By Peter Anderson
Mountain Time
Imagine this beginning: a molecule rides in your own exhale, water in the form of vapor, rising in a warmer stream of air to meet the cooler floor of a cloud, a cloud that the prevailing wind has nudged up against the western slope of a nearby mountain. Inside of the cloud, let’s say this molecule, once a part of your own being, bumps into a grain of a grain of a grain of sand. And let’s say some other water molecules mingling nearby drift into that same particle. Pretty soon, all those molecules, including your own, are linking up like star-to-the-right square dancers on a Saturday night.
Out in the valley, a trucker sits next to a window at Deb’s Roadside Café. He clears a circle of vapor, his own breath in part, to look out the window. Clouds are piling up on the mountain. The good news: he’s headed over the lowest pass headed out of the valley. The bad news: the curves are always in the shadows up there. “I hate hauling when it gets slick,” he says to the waitress. “What kind of pie d’you say you have?”

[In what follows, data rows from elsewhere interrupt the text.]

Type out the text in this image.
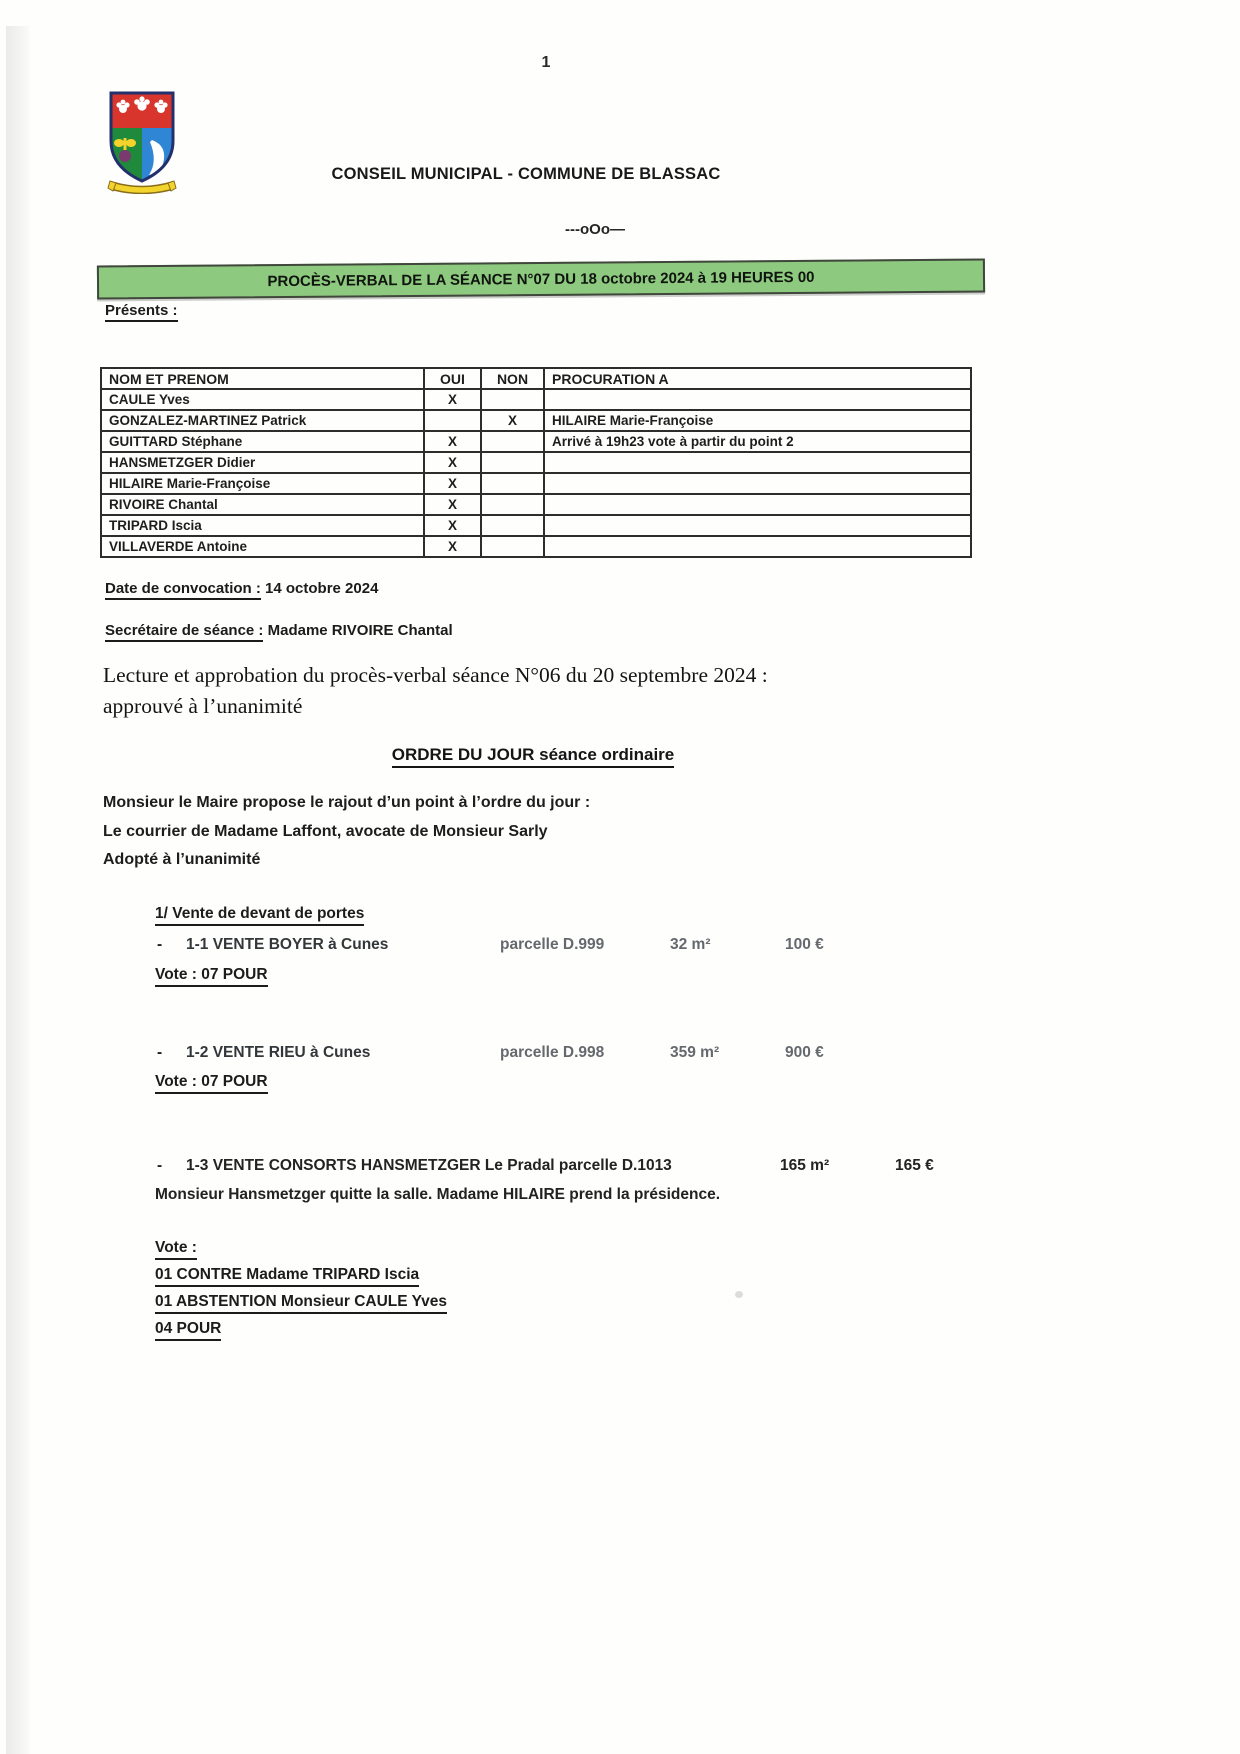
1
CONSEIL MUNICIPAL - COMMUNE DE BLASSAC
---oOo—
PROCÈS-VERBAL DE LA SÉANCE N°07 DU 18 octobre 2024 à 19 HEURES 00
Présents :
NOM ET PRENOM	OUI	NON	PROCURATION A
CAULE Yves	X		
GONZALEZ-MARTINEZ Patrick		X	HILAIRE Marie-Françoise
GUITTARD Stéphane	X		Arrivé à 19h23 vote à partir du point 2
HANSMETZGER Didier	X		
HILAIRE Marie-Françoise	X		
RIVOIRE Chantal	X		
TRIPARD Iscia	X		
VILLAVERDE Antoine	X		
Date de convocation : 14 octobre 2024
Secrétaire de séance : Madame RIVOIRE Chantal
Lecture et approbation du procès-verbal séance N°06 du 20 septembre 2024 :
approuvé à l’unanimité
ORDRE DU JOUR séance ordinaire
Monsieur le Maire propose le rajout d’un point à l’ordre du jour :
Le courrier de Madame Laffont, avocate de Monsieur Sarly
Adopté à l’unanimité
1/ Vente de devant de portes
- 1-1 VENTE BOYER à Cunes	parcelle D.999	32 m²	100 €
Vote : 07 POUR
- 1-2 VENTE RIEU à Cunes	parcelle D.998	359 m²	900 €
Vote : 07 POUR
- 1-3 VENTE CONSORTS HANSMETZGER Le Pradal parcelle D.1013	165 m²	165 €
Monsieur Hansmetzger quitte la salle. Madame HILAIRE prend la présidence.
Vote :
01 CONTRE Madame TRIPARD Iscia
01 ABSTENTION Monsieur CAULE Yves
04 POUR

Out on a spread just north of town, a rancher in a flatbed rattles out over a frozen brown pasture hauling hay. He takes a pull off a Camel and blows out a puff of blue smoke while he listens to the snow advisory on radio. Bring it on, he says to himself. Then he recalls snow drifts over fences and his whole herd spread out from hell to breakfast down county road T. Just don’t bring it all at once.
Back up on the slope of the mountain the snow is falling. You see a doe nudging her two fawns toward the shelter of a piñon. Is it the wind chill of the gust that just caught you head-on or is the temperature falling fast? You find the answer on the black sleeve of your wool shirt. What were once pellets of hail only a few minutes ago are now six winged lattices, lovely translucent crystals. And they linger for as long it takes your exhaled breath to disappear.